One of the most effective (and often quickest) ways to shift the way you feel, lift your mood and enhance your level of happiness is to practice gratitude. Gratitude provides the foundations upon which a fulfilling and meaningful life is built. One of the many fascinating discoveries to emerge from the field of positive psychology – the study of how human beings flourish – is that the regular and deliberate practice of gratitude can bring about significant relief from stress and considerable improvements in happiness, motivation, optimism, energy levels, sleep and quality of life. It is also a powerful antidote to ‘negative emotions’ and depression, as well as the foundation upon which a fulfilling life is created. Robert Emmons, the world’s leading gratitude researcher, describes gratitude as the ‘felt sense of wonder, thankfulness and appreciation for life’. Summarizing the findings from studies to date, Emmons says that those who practice grateful thinking ‘reap emotional, physical and interpersonal benefits’. Here are some ways to practice gratitude.

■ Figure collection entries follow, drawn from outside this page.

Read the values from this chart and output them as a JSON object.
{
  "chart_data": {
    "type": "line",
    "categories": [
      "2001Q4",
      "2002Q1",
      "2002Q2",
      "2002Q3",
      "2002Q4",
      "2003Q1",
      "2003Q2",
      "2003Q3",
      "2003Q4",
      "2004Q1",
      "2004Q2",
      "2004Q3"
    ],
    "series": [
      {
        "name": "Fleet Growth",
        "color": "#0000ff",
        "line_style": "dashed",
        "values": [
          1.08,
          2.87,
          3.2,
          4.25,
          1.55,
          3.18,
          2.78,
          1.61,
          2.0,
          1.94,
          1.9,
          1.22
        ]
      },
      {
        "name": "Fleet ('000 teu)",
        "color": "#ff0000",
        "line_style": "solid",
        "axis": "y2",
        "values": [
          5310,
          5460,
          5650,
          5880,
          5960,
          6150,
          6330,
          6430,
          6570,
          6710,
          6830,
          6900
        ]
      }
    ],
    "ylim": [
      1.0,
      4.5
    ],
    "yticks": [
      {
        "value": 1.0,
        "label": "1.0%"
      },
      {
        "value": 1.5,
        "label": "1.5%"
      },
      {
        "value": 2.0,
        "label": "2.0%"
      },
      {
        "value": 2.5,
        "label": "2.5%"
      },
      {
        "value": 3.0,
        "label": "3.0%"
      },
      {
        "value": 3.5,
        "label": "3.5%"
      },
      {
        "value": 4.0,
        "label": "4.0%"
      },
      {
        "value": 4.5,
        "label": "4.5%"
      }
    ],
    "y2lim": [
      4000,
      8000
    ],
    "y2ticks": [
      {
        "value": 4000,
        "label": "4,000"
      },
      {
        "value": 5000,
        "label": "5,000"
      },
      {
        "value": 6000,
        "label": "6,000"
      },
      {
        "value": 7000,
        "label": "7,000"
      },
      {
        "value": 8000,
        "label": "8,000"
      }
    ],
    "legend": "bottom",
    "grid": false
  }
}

- Keep a gratitude journal. I get my patients to their day by writing down two things for which they are grateful and two things that they appreciate about themselves. The key is to allow yourself to feel the gratitude
- Throughout your day take a moment to count your blessings.
- Write a gratitude letter to someone important in your life. Deliver it in person and read it out aloud
- Have a gratitude partner. Talk to someone about your commitment to gratitude and see if they would be willing to practise with you. You might, for example, exchange gratitude lists or share gratitudes over the phone or in person.